This type of problem is very typical with someone who has Asperger Syndrome. They lack fine motor control to tackle tasks such as shoe tying and buttoning a shirt, but can memorize facts that very few individuals could give back without the use of the computer. He can tell you anything about any United States President, but he cannot tie his own shoes. It is not only difficult when you are fourteen and a half, it also is getting embarassing.
My twelve year old showed remarkable patience that day. He took one of his own shoes and gave a tying lesson. My older son was timid. He was so afraid that he would make a mistake that he did not even want to try. But while I was driving my car, an amazing thing happened. My Asperger child tied his own shoe. He did it without a single tear, without a meltdown, without saying "I can't." What made it even better was that his brother who he is often at odds with was the one who encouraged and walked him through it, like true brothers, partners.
This was one of the best days of my life. I know it sounds weird to those who do not understand, but it was. Something that I had basically given up on teaching him. We simply tied his shoes loosely and he slipped his feet in and out of them. He was adamant on not doing it anymore. With schoolwork to get through and getting him to socialize and use proper hygiene and table ettiquette, there are just some things I am too exhausted to worry about. Plus I know many typical children who have trouble with this skill as well, so I did not stress over it anymore. But what made this day the best was that my boys who often say they hate each other, worked so well together. I did not even ask them to. They did because they are brothers and they have a bond whether they think they do or not.

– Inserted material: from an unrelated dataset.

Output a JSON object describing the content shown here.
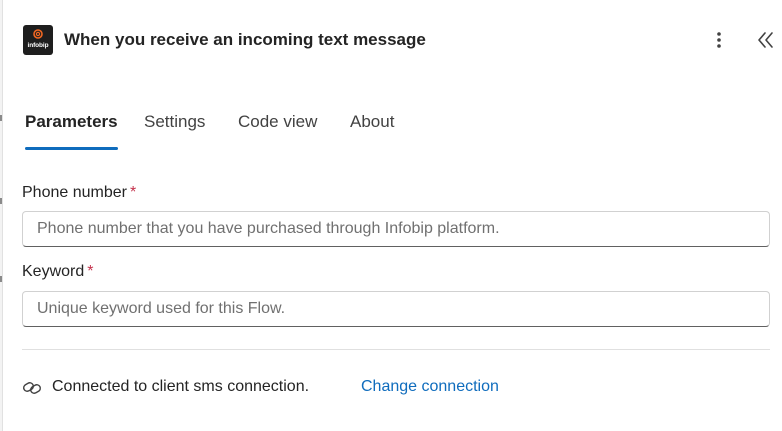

My younger son longs for a "normal" brother. Someone who cares about sports and watches it with him. Someone who wants to go outside and shoot hoops and play baseball or soccer with him. At this time, he only has his dad to to that when his dad is not at work. It's frustrating to have someone who is the same size as you in the house who has not interest in what you are doing. My older son is annoyed that my younger son cannot accept him and is always trying to force him out of his solitary world and into the noisy world everyone else exists in. It is upsetting to him and causes him to shut down and become even less enthusiastic to playing with his brother.
But every so often we catch a moment between them. My younger son needs help with his math homework and is able to utilize his older brother's high intelligence. They can play a video game together or discuss something funny on Youtube. But the shoe tying in the car was probably the best moment I have witnessed between them in many years. It did my heart good. It filled me with a sense of hope. For both of my boys.